Das ist ein echter Hammer im Verfahren gegen Querdenken-Gründer Michael Ballweg. Der erste Stuttgarter Staatsanwalt schickt in diesem Moment eine Pressemeldung in den Äther, welche besagt, dass das Landgericht Stuttgart die Nichteröffnung des Hauptverfahrens gegen Michael Ballweg beschlossen hat.

Die Staatsanwaltschaft will die Entscheidung allerdings nicht hinnehmen. Oder die weisungsbefugte Landesregierung?

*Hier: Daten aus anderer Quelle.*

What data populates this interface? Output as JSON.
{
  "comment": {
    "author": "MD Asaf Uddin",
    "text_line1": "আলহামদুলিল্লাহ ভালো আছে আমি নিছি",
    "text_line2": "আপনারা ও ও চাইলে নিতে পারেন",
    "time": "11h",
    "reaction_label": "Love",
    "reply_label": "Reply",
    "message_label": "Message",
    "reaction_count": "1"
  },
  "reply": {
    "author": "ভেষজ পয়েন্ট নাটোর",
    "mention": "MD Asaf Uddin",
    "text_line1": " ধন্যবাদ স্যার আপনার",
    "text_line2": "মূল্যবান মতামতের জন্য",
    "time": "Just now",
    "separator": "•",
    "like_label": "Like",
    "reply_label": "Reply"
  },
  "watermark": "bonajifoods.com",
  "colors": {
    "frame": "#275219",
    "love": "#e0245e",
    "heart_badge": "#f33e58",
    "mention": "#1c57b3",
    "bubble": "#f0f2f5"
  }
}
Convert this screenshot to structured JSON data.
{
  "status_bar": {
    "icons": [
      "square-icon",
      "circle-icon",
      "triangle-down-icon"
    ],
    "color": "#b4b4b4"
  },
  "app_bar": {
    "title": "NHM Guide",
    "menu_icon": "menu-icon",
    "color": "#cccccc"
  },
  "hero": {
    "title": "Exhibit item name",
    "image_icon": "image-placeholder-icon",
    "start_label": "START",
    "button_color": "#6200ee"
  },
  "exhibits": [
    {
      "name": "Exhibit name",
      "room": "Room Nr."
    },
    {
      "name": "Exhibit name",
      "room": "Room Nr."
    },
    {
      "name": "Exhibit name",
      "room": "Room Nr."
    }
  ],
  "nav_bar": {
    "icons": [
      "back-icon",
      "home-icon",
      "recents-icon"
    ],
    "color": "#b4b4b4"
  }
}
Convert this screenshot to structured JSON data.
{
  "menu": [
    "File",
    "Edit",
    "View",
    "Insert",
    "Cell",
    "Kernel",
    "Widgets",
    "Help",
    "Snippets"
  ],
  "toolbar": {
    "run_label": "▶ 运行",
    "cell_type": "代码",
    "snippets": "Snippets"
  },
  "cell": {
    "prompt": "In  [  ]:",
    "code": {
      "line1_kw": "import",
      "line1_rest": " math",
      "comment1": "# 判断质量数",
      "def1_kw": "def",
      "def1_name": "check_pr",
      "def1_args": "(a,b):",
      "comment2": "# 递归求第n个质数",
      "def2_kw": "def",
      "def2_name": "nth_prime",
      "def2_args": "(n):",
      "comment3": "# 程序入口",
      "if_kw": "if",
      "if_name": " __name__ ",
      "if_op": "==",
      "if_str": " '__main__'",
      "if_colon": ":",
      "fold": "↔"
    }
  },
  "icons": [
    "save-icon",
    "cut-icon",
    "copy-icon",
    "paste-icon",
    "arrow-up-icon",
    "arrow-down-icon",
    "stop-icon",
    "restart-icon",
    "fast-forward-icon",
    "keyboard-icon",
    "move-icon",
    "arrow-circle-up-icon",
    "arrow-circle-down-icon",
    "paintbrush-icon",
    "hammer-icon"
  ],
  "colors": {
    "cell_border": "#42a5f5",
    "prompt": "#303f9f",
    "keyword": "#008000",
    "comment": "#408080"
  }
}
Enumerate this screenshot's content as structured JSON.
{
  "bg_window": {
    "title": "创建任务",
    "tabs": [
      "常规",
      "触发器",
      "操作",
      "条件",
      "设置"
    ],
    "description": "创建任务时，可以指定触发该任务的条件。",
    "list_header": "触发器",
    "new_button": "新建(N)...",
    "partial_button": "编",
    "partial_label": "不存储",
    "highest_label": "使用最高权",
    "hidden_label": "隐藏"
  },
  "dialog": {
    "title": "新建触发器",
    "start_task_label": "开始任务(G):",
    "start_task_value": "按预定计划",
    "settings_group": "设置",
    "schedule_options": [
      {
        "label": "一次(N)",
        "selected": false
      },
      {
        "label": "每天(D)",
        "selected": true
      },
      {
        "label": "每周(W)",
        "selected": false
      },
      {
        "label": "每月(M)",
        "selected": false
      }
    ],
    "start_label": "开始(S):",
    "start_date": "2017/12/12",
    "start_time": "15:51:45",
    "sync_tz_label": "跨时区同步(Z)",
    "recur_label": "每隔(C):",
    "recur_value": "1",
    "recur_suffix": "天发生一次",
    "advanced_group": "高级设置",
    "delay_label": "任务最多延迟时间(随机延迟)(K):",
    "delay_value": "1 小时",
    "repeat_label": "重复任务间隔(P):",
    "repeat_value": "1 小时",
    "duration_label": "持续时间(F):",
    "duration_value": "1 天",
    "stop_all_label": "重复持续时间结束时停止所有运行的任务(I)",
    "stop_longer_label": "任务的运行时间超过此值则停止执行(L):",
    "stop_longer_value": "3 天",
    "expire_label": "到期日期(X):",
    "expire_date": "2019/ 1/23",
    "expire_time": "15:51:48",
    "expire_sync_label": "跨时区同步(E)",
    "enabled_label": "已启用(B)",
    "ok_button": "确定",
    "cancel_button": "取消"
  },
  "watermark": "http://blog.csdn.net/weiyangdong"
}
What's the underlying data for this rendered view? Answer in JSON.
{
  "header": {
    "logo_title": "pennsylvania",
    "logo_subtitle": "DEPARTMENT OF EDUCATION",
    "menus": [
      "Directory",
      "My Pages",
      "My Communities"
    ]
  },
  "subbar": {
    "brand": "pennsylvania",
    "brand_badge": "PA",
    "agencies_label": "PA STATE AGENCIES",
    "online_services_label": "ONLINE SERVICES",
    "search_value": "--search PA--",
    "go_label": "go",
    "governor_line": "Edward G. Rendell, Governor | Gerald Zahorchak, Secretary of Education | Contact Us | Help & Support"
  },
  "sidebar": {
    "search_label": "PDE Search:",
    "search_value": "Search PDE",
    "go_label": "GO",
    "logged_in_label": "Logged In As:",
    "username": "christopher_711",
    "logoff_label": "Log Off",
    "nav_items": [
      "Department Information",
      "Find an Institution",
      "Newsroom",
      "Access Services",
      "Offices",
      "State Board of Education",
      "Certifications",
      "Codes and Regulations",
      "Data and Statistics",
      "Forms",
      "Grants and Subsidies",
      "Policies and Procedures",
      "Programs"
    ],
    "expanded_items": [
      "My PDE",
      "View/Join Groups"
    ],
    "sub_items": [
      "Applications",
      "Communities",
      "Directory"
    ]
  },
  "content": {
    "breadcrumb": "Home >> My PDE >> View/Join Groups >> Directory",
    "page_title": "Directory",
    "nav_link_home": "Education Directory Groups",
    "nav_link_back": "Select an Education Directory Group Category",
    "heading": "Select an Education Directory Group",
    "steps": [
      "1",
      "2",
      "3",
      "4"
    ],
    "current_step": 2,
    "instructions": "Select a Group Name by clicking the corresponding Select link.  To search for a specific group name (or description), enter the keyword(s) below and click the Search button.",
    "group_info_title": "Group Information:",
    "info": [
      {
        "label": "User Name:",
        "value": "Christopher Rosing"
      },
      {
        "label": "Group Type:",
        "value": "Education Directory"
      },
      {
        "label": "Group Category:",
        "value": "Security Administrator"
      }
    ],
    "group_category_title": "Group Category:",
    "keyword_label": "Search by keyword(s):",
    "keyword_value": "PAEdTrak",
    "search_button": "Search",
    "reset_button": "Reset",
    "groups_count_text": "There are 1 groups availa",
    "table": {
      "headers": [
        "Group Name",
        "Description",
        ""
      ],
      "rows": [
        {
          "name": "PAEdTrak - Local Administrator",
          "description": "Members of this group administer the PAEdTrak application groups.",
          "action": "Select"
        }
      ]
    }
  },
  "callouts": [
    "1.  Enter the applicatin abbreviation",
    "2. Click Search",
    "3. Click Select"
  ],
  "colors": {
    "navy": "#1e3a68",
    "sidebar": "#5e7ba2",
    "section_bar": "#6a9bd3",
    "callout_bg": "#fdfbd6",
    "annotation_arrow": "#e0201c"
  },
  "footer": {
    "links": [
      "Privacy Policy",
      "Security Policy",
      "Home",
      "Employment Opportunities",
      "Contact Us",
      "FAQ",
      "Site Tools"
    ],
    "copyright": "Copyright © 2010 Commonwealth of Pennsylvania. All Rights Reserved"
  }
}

In der Pressemeldung wird noch einmal all das aufgeführt, was offenbar dem Landgericht nicht hinreichend belegt war. Die Stuttgarter Staatsanwaltschaft als schlechter Verlierer. Aber nicht nur das: Dahinter steckt ja ein Menschenleben. Und jemanden für neun Monate wegzusperren — unter anderem wegen Fluchtgefahr —, um dann nicht einmal zum Hauptverfahren zugelassen zu werden. Das ist schon mehr als nur eine Schlechtleistung der Staatsanwaltschaft.

Rechtsanwalt Dirk Schmitz kommentiert für uns die Entscheidung des Landgerichts Stuttgart auf Nichteröffnung des Verfahrens:

Unjuristisch würde ich sagen: „Voll auf die Acht!“

Juristisch: Gemäß § 203 StPO beschließt das Gericht die Eröffnung des Hauptverfahrens, wenn nach den Ergebnissen des vorbereitenden Verfahrens der Angeschuldigte einer Straftat hinreichend verdächtig ist. Ein hinreichender Tatverdacht ist zu bejahen, wenn bei vorläufiger Tatbewertung auf Grundlage des Ermittlungsergebnisses die Verurteilung in einer Hauptverhandlung mit vollgültigen Beweismitteln wahrscheinlich ist, ständige Rechtsprechung des Bundesgerichtshofes.

Der hinreichende Tatverdacht setzt eine gewisse Wahrscheinlichkeit der Verurteilung voraus; damit wird sogar ein geringerer Grad der Wahrscheinlichkeit verlangt, als dies beim dringenden Tatverdacht für einen Haftbefehl im Sinne des § 112 StPO erforderlich ist. Das heißt indirekt, dass schon der Haftbefehl trotz dessen Bestätigung durch andere Kammern und Gerichte aus heutiger Sicht niemals gerechtfertigt war.

Dabei hat das Landgericht offensichtlich berücksichtigt, dass zur Eröffnung des Hauptverfahrens nicht die für eine Verurteilung notwendige volle richterliche Überzeugung erforderlich ist. Das OLG wird als Beschwerdegericht das Wahrscheinlichkeitsurteil des Landgerichts und dessen rechtliche Bewertung in vollem Umfang nachprüfen und die Voraussetzungen der Eröffnung selbstständig würdigen.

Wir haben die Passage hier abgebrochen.